No Halloween for sex offenders

A California community has banned them from celebrating the kid-friendly holiday. Is it constitutional?

Topics: Parenting, Halloween, Broadsheet, Children, Love and Sex,

No Halloween for sex offenders

Halloween may be a time when we delight in scaring ourselves, but a California county has taken extra measures to keep one particular bogeyman away: sex offenders. They can forget the fake cobwebs, toothy pumpkins and bags of candy — because the Tulare County Board of Supervisors has passed a new measure banning sex offenders from decorating for Halloween or answering the door for trick-or-treaters.

The impulse is certainly understandable. Every October brings TV news stories about the potential for poisoned candy, razor apples and other frights that feel a little too real. Sex offenders are the clearest bad guys we have. They are just the kind of person we imagine would hurt a child — because, of course, they have. Other states and counties have successfully enacted similar laws: Since 2005, Maryland has required sex offenders to post a sign reading “No candy at this residence” on Halloween.
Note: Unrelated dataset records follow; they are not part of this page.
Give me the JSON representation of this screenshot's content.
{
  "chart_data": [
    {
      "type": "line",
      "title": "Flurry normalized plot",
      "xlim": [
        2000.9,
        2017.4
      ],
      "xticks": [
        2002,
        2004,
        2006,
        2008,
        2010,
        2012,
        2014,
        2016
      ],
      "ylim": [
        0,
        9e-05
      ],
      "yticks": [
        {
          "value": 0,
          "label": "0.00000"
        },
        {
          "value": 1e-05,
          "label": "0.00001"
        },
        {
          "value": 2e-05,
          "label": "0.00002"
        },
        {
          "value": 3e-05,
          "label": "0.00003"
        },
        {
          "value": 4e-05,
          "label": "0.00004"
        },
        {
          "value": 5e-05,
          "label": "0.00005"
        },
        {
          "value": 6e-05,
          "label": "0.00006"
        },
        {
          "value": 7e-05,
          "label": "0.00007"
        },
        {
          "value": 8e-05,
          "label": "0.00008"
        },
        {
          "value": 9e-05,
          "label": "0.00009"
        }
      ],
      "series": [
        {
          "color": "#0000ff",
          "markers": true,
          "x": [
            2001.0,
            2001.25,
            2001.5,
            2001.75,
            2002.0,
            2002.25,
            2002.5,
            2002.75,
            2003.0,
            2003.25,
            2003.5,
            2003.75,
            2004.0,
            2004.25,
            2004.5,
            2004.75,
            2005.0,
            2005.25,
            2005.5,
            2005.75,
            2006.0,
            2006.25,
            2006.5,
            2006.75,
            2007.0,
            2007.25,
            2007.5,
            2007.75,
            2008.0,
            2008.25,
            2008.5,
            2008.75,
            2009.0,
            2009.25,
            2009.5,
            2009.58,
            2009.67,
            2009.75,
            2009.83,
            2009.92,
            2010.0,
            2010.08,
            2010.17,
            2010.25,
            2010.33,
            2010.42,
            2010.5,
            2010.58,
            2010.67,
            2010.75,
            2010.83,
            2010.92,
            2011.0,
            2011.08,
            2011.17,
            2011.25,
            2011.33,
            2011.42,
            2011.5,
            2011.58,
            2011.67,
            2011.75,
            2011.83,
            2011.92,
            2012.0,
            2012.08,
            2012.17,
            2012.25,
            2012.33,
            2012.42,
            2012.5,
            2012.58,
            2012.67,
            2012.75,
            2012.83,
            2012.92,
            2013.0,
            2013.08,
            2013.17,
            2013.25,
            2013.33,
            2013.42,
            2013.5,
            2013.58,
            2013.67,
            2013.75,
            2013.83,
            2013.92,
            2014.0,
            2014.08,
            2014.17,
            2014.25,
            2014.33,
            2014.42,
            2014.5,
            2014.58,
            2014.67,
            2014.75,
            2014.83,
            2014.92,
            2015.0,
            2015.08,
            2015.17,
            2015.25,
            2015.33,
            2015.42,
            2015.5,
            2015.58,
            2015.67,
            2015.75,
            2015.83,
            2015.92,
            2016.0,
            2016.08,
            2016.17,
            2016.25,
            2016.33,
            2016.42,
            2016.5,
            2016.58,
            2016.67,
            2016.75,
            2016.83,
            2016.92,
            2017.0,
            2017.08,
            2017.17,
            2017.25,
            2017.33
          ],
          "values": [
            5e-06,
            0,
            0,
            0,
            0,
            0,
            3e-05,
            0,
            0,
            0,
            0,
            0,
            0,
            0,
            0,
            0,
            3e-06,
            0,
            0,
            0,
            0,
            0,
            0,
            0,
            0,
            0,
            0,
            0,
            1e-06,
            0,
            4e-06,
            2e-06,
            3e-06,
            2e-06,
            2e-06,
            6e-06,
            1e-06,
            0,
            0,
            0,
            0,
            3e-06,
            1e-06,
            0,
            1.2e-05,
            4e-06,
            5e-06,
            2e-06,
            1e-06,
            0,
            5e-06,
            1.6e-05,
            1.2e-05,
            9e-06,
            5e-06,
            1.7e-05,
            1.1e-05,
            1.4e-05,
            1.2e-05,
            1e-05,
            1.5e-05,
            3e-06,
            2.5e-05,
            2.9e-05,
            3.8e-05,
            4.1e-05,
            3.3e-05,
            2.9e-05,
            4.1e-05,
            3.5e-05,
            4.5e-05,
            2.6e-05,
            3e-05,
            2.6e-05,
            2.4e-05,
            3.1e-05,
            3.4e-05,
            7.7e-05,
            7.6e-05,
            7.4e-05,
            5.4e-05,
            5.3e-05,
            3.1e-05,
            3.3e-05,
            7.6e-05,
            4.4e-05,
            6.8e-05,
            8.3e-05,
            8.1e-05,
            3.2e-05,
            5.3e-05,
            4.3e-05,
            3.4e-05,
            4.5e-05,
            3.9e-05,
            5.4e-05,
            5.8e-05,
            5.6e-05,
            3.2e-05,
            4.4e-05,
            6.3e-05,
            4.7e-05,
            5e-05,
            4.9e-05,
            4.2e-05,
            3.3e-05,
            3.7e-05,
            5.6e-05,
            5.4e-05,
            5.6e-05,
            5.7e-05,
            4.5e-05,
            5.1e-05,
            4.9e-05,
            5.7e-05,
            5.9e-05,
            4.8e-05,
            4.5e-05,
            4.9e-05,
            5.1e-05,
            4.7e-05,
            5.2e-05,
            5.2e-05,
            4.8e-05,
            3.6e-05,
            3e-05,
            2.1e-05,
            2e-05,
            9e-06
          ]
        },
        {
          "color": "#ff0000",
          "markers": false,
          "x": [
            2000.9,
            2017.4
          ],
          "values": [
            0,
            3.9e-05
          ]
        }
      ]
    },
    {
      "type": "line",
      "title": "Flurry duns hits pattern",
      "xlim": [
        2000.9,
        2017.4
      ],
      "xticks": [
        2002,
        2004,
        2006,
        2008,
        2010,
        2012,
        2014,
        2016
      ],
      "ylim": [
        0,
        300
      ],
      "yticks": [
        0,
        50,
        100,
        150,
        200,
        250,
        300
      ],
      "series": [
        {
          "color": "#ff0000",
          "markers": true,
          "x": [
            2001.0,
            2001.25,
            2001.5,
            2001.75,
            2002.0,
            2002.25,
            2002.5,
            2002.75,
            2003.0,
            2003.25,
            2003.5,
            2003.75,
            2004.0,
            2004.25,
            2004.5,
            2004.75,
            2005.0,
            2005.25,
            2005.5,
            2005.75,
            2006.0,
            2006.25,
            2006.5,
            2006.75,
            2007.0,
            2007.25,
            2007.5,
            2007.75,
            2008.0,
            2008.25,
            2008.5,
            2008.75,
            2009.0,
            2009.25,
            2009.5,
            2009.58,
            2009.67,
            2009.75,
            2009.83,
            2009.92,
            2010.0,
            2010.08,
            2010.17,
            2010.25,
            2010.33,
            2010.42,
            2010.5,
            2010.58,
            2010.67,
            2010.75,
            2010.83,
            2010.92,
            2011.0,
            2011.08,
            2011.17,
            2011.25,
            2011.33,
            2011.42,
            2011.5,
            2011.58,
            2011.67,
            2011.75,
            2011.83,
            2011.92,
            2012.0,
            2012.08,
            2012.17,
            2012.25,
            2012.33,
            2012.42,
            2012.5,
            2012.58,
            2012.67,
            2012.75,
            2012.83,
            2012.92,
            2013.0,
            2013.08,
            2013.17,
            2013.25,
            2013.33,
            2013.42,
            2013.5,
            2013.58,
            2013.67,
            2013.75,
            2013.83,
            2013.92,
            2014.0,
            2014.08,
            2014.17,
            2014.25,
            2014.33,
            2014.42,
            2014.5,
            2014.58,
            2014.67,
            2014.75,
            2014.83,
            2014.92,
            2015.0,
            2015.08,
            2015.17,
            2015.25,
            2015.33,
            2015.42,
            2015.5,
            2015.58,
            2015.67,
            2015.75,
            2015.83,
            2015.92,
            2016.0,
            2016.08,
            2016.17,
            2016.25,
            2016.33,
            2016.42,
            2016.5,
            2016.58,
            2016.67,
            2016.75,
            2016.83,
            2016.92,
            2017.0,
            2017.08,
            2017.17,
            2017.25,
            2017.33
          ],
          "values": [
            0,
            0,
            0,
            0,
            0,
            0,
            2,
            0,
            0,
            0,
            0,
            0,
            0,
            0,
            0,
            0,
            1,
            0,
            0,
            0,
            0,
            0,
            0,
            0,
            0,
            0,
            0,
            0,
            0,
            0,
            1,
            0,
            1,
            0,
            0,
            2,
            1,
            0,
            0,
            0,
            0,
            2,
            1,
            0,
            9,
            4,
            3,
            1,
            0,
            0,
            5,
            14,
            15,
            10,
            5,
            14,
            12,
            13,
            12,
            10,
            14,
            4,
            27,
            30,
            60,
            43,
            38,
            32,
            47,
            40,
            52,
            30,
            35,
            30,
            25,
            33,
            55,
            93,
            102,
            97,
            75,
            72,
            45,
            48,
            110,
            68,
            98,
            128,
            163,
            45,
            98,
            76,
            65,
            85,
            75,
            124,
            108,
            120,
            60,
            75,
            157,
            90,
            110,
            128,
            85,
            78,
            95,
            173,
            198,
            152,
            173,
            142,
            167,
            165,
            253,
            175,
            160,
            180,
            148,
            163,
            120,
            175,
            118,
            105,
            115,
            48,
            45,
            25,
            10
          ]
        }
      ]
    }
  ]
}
However, in this case, Public Defender Michael Sheltzer has raised concerns about the legality of the bill under state law and the First Amendment. After all, these people have served their time and, thanks to Megan’s Law, concerned parents can already identify which houses to avoid on their trick-or-treating route. These regulations may go a long way toward putting parents at ease — but is it necessary or fair?